Quickstart¶
Requirements¶
quicksand has two dependencies
- Nextflow:
Version
22.04or above. See here- Containerization-Software:
Please use Singularity or Docker
Tip
check the successful installation of the software by running:
nextflow -v
>>> nextflow version 22.10
singularity --version
>>> singularity version 3.7.2-dirty
Download test-data¶
The input for quicksand is a directory with user-supplied files in BAM or FASTQ format.
Adapter-trimming, overlap-merging and sequence demultiplexing need to be performed by the user prior to running quicksand.
Provide the directory with the --split DIR flag.
As a test file, download a mammalian mtDNA capture library from Denisova Cave Layer 20 (published in Zavala et al. 2021) into a directory split:
wget -P split \
ftp://ftp.sra.ebi.ac.uk/vol1/run/ERR564/ERR5640810/A20896.bam
Create test-database¶
Create a small test-database containing only the Hominidae, Bovidae and Hyaenidea mtDNA reference genomes (~150 genomes, runtime: ~3-5 minutes, size ~5GB):
nextflow run mpieva/quicksand-build -r v3.1 \
--include Hominidae,Bovidae,Hyaenidae \
--outdir refseq \
-profile singularity
Download the database¶
For real analyses (or the Examples / Tutorial page), download or create a complete dataset
A custom versions of the full reference material can be created with the quicksand-build pipeline (warning: requires at least 100GB of RAM):
nextflow run mpieva/quicksand-build -r v3.1 \
--outdir refseq \
-profile singularity
Alternatively, download the most full datastructure (refseq release 221) from the MPI EVA FTP SERVERS (~50 GB):
latest=$(curl http://ftp.eva.mpg.de/quicksand/LATEST)

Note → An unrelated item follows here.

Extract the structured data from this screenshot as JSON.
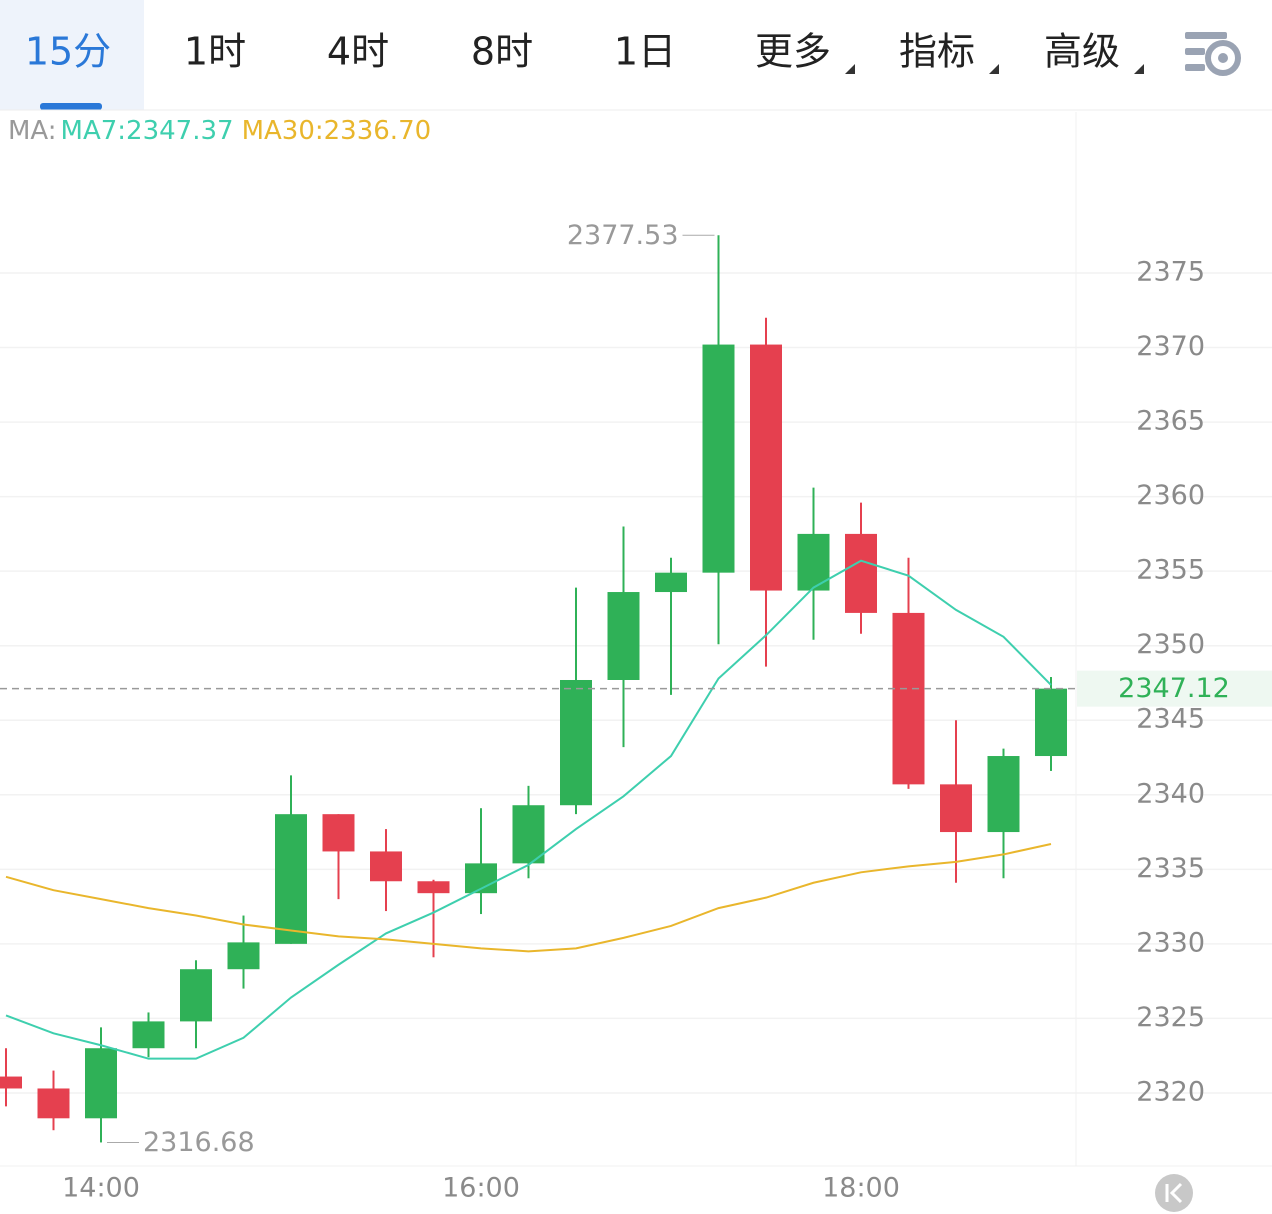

wget -r -np -nc -nH --cut-dirs=3 --reject="*index.html*" -q --show-progress -P refseq http://ftp.eva.mpg.de/quicksand/build/$latest
Run quicksand¶
quicksand is executed directly from github. With the databases created and the testdata downloaded, run the pipeline as follows:
nextflow run mpieva/quicksand -r v2.6 \
-profile singularity \
--db refseq/kraken/Mito_db_kmer22 \
--genomes refseq/genomes/ \
--bedfiles refseq/masked/ \
--split split/
The output of quicksand can be found in the directory quicksand_v2.6/
See the final_report.tsv and filtered_report_0.5p_0.5b.tsv for a summary of the results.
See the Input and Output section for a detailed explaination of all the output files.